IF 0.5 Q3 Medicine Pub Date : 2023-04-01 DOI: 10.5152/TJAR.2023.22974
Kaicheng Song, Sheng Wang, Jiange Han, Luyang Jiang, Junmei Xu, Ozan Akca, Kandis Adkins, Heidi M Koenig, Mark S Slaughter, Sean P Clifford, Yuguang Huang, Jiapeng Huang

Objective: Postoperative pulmonary complications are a series of disorders that can contribute to respiratory distress and prolonged mechanical ventilation postoperatively. We hypothesise that a liberal oxygenation strategy during cardiac surgery leads to a higher incidence of postoperative pulmonary complications than a restrictive oxygenation strategy.

Methods: This study is a prospective, observer-blinded, centrally randomised and controlled, international multicentre clinical trial.

Results: After obtaining a written informed consent, 200 adult patients undergoing coronary artery bypass grafting will be enrolled and randomised to receive either restrictive or liberal oxygenation perioperatively. The liberal oxygenation group will receive 1.0 fraction of inspired oxygen throughout the intraoperative period, including during cardiopulmonary bypass. The restrictive oxygenation group will receive the lowest fraction of inspired oxygen required to maintain arterial partial pressure of oxygen between 100 and 150 mmHg during cardiopulmonary bypass and a pulse oximetry reading of 95% or greater intraoperatively, but no less than 0.3 and not higher than 0.80 (other than induction and when the oxygenation goals cannot be reached). When patients are transferred to the intensive care unit, all patients will receive an initial fraction of inspired oxygen of 0.5, and then fraction of inspired oxygen will be titrated to maintain a pulse oximetry reading of 95% or greater until extubation. The lowest postoperative arterial partial pressure of oxygen/fraction of inspired oxygen within 48 hours of intensive care unit admission will be the primary outcome. Postoperative pulmonary complications, length of mechanical ventilation, intensive care unit stay, hospital stay, and 7-day mortality after cardiac surgery will be analysed as secondary outcomes.

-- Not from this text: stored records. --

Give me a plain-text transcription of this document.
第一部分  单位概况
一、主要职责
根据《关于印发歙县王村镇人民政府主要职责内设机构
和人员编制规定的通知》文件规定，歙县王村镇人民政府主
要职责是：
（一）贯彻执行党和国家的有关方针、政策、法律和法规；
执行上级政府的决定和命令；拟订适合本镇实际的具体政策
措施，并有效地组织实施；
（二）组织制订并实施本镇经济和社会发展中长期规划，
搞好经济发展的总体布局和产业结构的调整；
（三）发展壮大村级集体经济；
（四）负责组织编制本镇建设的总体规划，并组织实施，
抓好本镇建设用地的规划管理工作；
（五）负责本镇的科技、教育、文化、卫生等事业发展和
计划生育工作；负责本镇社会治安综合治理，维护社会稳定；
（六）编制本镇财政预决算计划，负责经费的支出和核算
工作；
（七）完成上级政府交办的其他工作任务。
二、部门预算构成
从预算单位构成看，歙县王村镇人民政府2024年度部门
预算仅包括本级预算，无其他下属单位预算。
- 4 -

Conclusion: This is one of the first randomised controlled observer-blinded trials that prospectively evaluates the influence of higher inspired oxygen fractions on early postoperative respiratory and oxygenation outcomes in cardiac surgery patients using cardiopulmonary bypass.

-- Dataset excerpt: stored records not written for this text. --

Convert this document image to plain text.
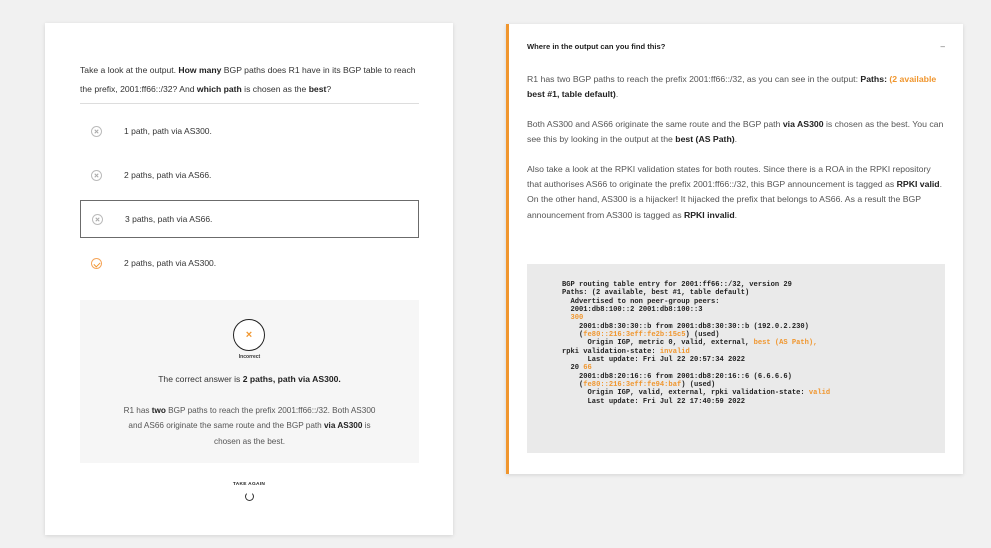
Take a look at the output. How many BGP paths does R1 have in its BGP table to reach the prefix, 2001:ff66::/32? And which path is chosen as the best?

1 path, path via AS300.
2 paths, path via AS66.
3 paths, path via AS66.
2 paths, path via AS300.
×
Incorrect

The correct answer is 2 paths, path via AS300.

R1 has two BGP paths to reach the prefix 2001:ff66::/32. Both AS300 and AS66 originate the same route and the BGP path via AS300 is chosen as the best.

TAKE AGAIN
Where in the output can you find this?	–

R1 has two BGP paths to reach the prefix 2001:ff66::/32, as you can see in the output: Paths: (2 available best #1, table default).

Both AS300 and AS66 originate the same route and the BGP path via AS300 is chosen as the best. You can see this by looking in the output at the best (AS Path).

Also take a look at the RPKI validation states for both routes. Since there is a ROA in the RPKI repository that authorises AS66 to originate the prefix 2001:ff66::/32, this BGP announcement is tagged as RPKI valid. On the other hand, AS300 is a hijacker! It hijacked the prefix that belongs to AS66. As a result the BGP announcement from AS300 is tagged as RPKI invalid.

BGP routing table entry for 2001:ff66::/32, version 29
Paths: (2 available, best #1, table default)
Advertised to non peer-group peers:
2001:db8:100::2 2001:db8:100::3
300
2001:db8:30:30::b from 2001:db8:30:30::b (192.0.2.230)
(fe80::216:3eff:fe2b:15c5) (used)
Origin IGP, metric 0, valid, external, best (AS Path),
rpki validation-state: invalid
Last update: Fri Jul 22 20:57:34 2022
20 66
2001:db8:20:16::6 from 2001:db8:20:16::6 (6.6.6.6)
(fe80::216:3eff:fe94:baf) (used)
Origin IGP, valid, external, rpki validation-state: valid
Last update: Fri Jul 22 17:40:59 2022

目的:术后肺部并发症是一系列疾病,可导致呼吸窘迫和术后机械通气时间延长。我们假设在心脏手术中,自由氧合策略比限制性氧合策略导致更高的术后肺部并发症发生率。方法:本研究是一项前瞻性、观察者盲法、中心随机对照、国际多中心临床试验。结果:在获得书面知情同意后,200名接受冠状动脉旁路移植术的成年患者将被纳入研究,并随机分为围手术期限制性或自由氧合组。自由氧合组在整个术中(包括体外循环期间)接受1.0 %的吸氧。限制性氧合组在体外循环期间给予维持动脉血氧分压在100 - 150mmhg所需的最低吸氧分数,术中脉搏血氧仪读数95%或更高,但不低于0.3且不高于0.80(诱导和无法达到氧合目标时除外)。当患者转入重症监护室时,所有患者初始吸氧分数为0.5,然后滴定吸氧分数以保持脉搏血氧仪读数95%或更高,直到拔管。在重症监护病房入院48小时内,最低的术后动脉血氧分压/吸入氧分数将是主要结局。术后肺部并发症、机械通气时间、重症监护病房时间、住院时间和心脏手术后7天死亡率将作为次要结局进行分析。结论:这是第一个随机对照观察盲法试验,前瞻性地评估了较高的吸入氧分数对心脏手术患者体外循环术后早期呼吸和氧合结果的影响。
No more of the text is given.